Long$^2$RAG: Evaluating Long-Context & Long-Form Retrieval-Augmented Generation with Key Point Recall
Zehan Qi, Rongwu Xu, Zhijiang Guo, Cunxiang Wang, Hao Zhang, Wei Xu
TL;DR
Long$^2$RAG introduces a realism-grounded benchmark for evaluating long-context and long-form retrieval-augmented generation. By pairing 280 complex questions with 5 real-world retrieved documents per question and a novel Key Point Recall (KPR) metric, the work shifts evaluation toward how effectively models exploit external knowledge rather than merely generating fluent text. The dataset construction combines automated key-point extraction with human verification, yielding 2,055 ground-truth key points and enabling nuanced cross-model, cross-domain analyses.
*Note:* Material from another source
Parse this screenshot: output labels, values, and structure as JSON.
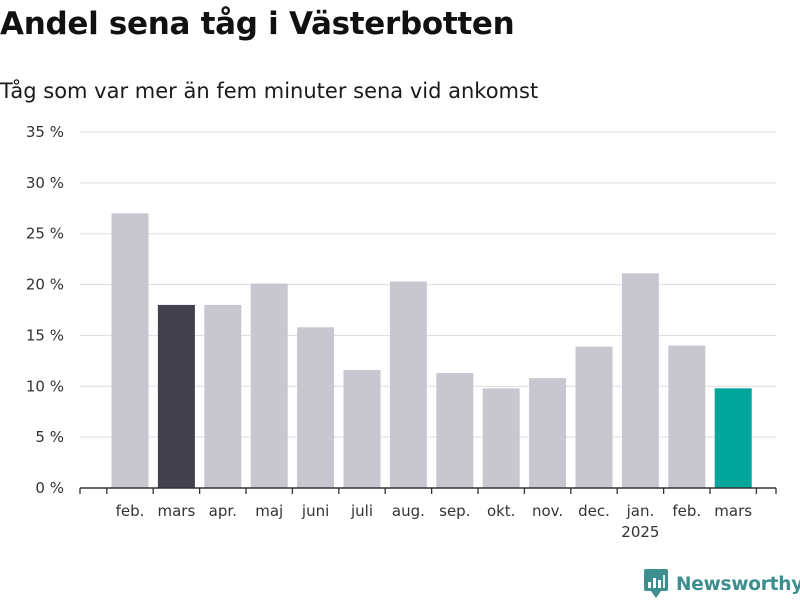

Across 9 LLMs, the study reveals consistent advantages for large API models like GPT-4o, demonstrates the adverse impact of long document lengths and truncation, and shows how generation length and evaluator choice influence KPR and related metrics, offering practical guidance for designing and assessing long-context RAG systems.
Abstract
Retrieval-augmented generation (RAG) is a promising approach to address the limitations of fixed knowledge in large language models (LLMs). However, current benchmarks for evaluating RAG systems suffer from two key deficiencies: (1) they fail to adequately measure LLMs' capability in handling long-context retrieval due to a lack of datasets that reflect the characteristics of retrieved documents, and (2) they lack a comprehensive evaluation method for assessing LLMs' ability to generate long-form responses that effectively exploits retrieved information. To address these shortcomings, we introduce the Long$^2$RAG benchmark and the Key Point Recall (KPR) metric. Long$^2$RAG comprises 280 questions spanning 10 domains and across 8 question categories, each associated with 5 retrieved documents with an average length of 2,444 words. KPR evaluates the extent to which LLMs incorporate key points extracted from the retrieved documents into their generated responses, providing a more nuanced assessment of their ability to exploit retrieved information.